1. Are you feeling challenged?
Ideally, the right job challenges you in a good way. It is only through challenges that you grow both professionally and personally, and you want to make sure that your current gig has not stagnated your growth. If you are handling mundane, rote tasks with little to no opportunities for advancement, then you might want to think about searching for other opportunities. If, on the other hand, you see pockets where you can step up and show that you are capable of handling more, you may want to wait it out and see if you can be a right fit for the opportunity that may present itself to you in the future. It is a gamble that you will have to weigh, and hopefully, your supervisors/managers give you sufficient cues as to whether they think of you as being someone who is promotable. While you wait, make sure to hustle and stay focused to show those who you need to impress that you are accountable and can be trusted to take ownership of your current sphere of work.
2. Are you feeling supported?
Going along with cues from your supervisors/managers, there is nothing that is more important than the relationship you have with your bosses. If you find that they genuinely care for your professional development, and put in the time to mentor you, then by all means, stay. If, on the other hand, you find that they don’t appear to have any investment in you as a person, leave. In any ideal job situation, you need to be supported by those who manage you, or else the relationship will disintegrate into blame-shifting, backstabbing, and mistrust. Avoid toxic situations by leaving any workplace that has semblances of this, and land yourself in a situation where your colleagues are open, honest, and transparent.
3. Are you happy?
Are you doing what you love? Or are you just doing something to bide time? Do you even know what you love? Have you taken the time to discover your passions? If you don’t have any passions, and just generally are not a very passionate person, are you (at a minimum) doing what you like? Take the time to really self-reflect and think about what it is that makes you happy at the end of the day.

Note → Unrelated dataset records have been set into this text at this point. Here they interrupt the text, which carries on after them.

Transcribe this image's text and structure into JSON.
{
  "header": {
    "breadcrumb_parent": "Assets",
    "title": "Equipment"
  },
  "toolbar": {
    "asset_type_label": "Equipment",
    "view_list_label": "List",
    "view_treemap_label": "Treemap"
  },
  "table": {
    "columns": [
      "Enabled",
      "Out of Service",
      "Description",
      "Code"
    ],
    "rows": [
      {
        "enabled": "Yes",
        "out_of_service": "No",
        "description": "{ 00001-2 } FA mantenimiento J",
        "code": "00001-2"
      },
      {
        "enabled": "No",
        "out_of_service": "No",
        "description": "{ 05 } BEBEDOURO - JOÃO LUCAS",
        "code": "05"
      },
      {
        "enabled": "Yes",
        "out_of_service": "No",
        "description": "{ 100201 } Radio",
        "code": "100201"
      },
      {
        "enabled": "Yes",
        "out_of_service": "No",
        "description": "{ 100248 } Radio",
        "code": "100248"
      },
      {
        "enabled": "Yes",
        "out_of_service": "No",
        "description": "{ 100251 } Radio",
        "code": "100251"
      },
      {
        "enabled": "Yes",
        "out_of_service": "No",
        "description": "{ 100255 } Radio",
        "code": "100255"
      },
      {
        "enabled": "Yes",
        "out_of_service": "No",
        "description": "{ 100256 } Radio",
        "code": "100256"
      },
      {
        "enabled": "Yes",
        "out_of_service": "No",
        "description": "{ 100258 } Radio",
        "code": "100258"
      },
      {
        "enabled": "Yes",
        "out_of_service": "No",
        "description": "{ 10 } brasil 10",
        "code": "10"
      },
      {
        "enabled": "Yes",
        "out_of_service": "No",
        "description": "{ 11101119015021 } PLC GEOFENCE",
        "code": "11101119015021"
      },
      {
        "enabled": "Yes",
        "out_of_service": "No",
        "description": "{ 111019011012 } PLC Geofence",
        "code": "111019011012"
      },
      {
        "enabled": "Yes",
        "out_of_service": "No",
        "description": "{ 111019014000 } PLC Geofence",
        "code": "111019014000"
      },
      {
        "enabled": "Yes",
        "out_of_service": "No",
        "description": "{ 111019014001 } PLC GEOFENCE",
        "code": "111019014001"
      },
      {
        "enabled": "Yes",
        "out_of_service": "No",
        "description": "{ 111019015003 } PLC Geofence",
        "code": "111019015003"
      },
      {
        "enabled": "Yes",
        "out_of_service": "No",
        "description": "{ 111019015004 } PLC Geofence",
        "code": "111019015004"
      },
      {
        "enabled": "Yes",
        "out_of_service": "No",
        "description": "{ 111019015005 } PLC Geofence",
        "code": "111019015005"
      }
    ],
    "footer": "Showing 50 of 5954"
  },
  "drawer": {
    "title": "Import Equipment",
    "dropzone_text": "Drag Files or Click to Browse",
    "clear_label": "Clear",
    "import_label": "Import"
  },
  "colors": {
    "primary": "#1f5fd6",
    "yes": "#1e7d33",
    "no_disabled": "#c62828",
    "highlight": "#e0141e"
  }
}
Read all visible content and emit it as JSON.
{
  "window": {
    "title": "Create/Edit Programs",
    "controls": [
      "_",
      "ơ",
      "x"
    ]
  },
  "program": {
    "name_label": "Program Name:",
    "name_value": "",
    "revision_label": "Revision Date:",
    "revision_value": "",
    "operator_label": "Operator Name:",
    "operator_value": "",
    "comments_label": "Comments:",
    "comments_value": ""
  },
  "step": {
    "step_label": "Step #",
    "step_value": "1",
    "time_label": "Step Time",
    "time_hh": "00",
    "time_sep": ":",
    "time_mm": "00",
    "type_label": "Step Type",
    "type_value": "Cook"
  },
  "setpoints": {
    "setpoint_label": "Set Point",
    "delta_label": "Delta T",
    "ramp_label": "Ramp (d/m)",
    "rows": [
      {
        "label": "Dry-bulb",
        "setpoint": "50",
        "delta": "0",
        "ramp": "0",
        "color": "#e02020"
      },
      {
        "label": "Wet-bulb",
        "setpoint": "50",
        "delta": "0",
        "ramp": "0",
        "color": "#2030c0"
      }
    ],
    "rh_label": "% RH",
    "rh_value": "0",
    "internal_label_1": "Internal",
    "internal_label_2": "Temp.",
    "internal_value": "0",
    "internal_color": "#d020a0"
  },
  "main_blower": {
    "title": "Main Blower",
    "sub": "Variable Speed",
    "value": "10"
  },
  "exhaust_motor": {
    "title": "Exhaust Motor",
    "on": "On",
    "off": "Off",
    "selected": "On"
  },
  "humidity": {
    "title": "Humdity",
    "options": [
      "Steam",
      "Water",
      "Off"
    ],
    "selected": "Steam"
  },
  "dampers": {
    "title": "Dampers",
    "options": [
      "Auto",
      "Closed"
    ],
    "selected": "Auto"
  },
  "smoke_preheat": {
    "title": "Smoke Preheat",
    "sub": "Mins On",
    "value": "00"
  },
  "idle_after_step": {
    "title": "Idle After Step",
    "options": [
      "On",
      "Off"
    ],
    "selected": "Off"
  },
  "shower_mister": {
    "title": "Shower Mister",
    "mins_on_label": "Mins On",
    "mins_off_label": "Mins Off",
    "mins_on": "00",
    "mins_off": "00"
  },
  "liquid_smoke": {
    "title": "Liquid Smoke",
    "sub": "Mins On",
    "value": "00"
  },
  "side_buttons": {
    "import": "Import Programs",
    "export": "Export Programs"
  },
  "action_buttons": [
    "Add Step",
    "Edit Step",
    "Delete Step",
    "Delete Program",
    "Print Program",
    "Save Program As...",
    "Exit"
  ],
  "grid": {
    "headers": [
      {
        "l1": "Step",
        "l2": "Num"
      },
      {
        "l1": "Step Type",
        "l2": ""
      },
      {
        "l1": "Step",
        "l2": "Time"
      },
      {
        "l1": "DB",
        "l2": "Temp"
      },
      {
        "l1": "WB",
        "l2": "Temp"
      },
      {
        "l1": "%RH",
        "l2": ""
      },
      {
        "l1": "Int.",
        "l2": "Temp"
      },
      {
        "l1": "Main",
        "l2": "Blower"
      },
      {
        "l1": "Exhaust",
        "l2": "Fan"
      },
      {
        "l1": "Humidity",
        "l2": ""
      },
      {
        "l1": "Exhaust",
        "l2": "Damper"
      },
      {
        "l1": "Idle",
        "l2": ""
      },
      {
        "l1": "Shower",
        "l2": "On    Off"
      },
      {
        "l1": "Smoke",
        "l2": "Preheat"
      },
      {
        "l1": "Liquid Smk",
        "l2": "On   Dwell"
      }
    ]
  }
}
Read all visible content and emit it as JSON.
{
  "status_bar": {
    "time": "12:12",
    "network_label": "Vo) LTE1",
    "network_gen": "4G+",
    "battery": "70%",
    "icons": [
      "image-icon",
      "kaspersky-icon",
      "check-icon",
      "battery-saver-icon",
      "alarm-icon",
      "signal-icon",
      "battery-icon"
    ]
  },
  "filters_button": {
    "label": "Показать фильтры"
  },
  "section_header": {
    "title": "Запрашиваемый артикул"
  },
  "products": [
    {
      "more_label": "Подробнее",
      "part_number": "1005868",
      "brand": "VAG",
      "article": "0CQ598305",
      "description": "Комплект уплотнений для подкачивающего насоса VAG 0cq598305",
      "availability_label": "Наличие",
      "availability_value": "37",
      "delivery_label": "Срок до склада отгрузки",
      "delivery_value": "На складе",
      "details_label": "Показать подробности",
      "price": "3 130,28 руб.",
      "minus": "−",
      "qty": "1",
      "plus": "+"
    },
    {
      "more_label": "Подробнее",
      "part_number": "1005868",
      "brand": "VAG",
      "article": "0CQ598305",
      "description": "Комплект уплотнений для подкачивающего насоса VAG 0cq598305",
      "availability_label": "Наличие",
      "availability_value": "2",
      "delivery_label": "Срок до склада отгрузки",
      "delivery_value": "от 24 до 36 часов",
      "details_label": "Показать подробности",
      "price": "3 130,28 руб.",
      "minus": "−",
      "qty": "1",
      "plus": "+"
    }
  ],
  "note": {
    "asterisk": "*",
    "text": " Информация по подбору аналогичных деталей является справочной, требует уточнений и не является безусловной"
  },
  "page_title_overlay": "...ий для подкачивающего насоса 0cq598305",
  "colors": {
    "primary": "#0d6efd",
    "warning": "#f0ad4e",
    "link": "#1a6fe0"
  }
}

What makes you happy might not be what society deems as “stable,” but try to care less about what others think and focus on finding a happy medium of blending your interests with your career prospects. If you are unable to find an opportunity that blends what makes you happy with making money, find a job that at least enables you to enjoy your pursuit of your hobbies to find that balance.
4. Do the pros outweigh the cons?
Have you sat down and thought about the pros and cons about staying with your current job and leaving? Having you listed them out? Is one side clearly outweighing the other? Once you take the time to bring clarity to you thoughts and write them down on paper, it should be evident which way to go. If they are evenly split (i.e., 5 cons and 5 pros), don’t make any sudden moves until you revisit this pros and cons list in about a month or so. Revisit this list regularly, perhaps every month, until it is crystal clear to you on what direction your life should go.